Tarih: 19 Aralık 2013.
17 Aralık olmuş, 25 Aralık için pusuda malum yapı!Daha ortalığın toz duman olduğu o gün… “Muhalif” sıfatlı çoğu kimse/çevrenin “Erdoğan’ın sonunu getirsin de gerisi ne gam” pervasızlığında ellerini ovuşturduğu o gün…
Açın bakın arşivlere… Açın bakın bugün en üst perdeden konuşan siyasilerin konuşma metinlerine… Hangisi sahip çıkabilmiş Erdoğan’ın “uluslararası kirli operasyon” tezine!

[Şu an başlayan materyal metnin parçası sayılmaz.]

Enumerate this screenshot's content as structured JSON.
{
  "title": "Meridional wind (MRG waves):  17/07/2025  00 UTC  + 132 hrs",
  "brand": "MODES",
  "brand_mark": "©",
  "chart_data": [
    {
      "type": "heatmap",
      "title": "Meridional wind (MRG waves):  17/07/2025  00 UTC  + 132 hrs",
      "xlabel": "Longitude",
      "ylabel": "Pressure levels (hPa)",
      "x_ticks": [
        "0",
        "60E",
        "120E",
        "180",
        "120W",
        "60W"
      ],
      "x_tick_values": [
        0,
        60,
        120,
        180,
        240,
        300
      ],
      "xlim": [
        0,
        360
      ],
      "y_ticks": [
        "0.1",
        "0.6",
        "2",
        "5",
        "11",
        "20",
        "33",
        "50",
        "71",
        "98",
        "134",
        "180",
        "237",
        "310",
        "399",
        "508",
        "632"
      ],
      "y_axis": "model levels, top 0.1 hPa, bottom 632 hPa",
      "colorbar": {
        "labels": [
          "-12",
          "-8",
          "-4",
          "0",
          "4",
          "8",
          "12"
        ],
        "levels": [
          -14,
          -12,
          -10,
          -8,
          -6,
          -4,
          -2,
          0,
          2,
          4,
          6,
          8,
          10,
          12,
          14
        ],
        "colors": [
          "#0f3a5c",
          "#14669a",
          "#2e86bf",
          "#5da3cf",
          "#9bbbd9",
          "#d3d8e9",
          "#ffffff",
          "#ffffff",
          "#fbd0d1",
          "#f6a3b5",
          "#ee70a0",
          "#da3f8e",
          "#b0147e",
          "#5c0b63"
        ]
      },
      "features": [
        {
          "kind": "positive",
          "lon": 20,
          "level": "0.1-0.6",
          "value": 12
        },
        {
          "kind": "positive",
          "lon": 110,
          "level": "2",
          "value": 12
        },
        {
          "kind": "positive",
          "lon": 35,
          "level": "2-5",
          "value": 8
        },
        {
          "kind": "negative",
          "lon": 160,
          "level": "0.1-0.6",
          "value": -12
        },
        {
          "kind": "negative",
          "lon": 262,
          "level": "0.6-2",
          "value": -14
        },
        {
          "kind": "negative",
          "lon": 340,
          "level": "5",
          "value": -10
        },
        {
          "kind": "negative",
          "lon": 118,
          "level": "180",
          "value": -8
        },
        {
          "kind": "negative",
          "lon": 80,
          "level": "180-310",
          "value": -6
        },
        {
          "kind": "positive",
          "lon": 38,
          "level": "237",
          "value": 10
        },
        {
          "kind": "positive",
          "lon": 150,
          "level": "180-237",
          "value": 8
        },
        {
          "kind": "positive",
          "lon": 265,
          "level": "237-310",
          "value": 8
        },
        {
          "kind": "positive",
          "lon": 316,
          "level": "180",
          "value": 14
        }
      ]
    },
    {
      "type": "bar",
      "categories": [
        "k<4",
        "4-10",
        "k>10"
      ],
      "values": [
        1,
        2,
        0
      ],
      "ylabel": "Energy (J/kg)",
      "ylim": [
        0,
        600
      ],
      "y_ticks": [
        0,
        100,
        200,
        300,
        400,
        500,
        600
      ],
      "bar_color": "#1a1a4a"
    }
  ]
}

Hangisi “hırsızlık varsa hukuk çerçevesinde gereği yapılsın, yolsuzluk varsa hukuk çerçevesinde gereği yapılsın ama bu maskeyle Türkiye Cumhuriyeti’ni yemelerine de izin vermeyelim; seçilmiş hükümeti küresel tezgâha yedirmeyelim” diyebilmiş!Kim acaba “önce ülkem” demiş, kim “önce ben”, kim “önce iktidarım”, kim “önce rantım”; ayrılsın, at izi it izine karışmasın!
***
“17/25 Aralık milat” mı demiştiniz!Hodri meydan…
Var mı bize “FETÖ’cü” iftirası atanların içinde “17/25 Aralık”ın okyanus ötesinden komuta edilen siyasi ayağına dahil olmadıklarına dair bizimki kadar net, kılçıksız, tereddüde yer bırakmayacak kadar açık, kesin tavrı/kanıtı olan?
Eğer yoksa; kim/kimler “FETÖ” ile iş birliği yaparak siyaseti dizayna çalışmış oluyor bu durumda?
Utanın biraz!
Ayıptır!
Günahtır!
********
Bir avuç susmayan kalem
———-
Bir susanlar var; sustukları en katlanılmaz hakaretlerden ağır olanlar bir de adalet duygusuna kalkan olanlar zeval gelmesin diye…
Sabah namazında aldığı telefonla Yavuz Selim Demirağ’ın evine koşan “adalet nöbeti(!)” tutan Müyesser Yıldız onlardan…
Bizim kalemimiz şoktan yazamaz haldeyken bizi bizden daha iyi anlatan Nihat Genç onlardan…
İyi günde kötü günde hiç yalnız bırakmayan Rahmi Turan onlardan…
Keza garabeti görüp uyuyanları uyandırmaya çalışan Ahmet Hakan…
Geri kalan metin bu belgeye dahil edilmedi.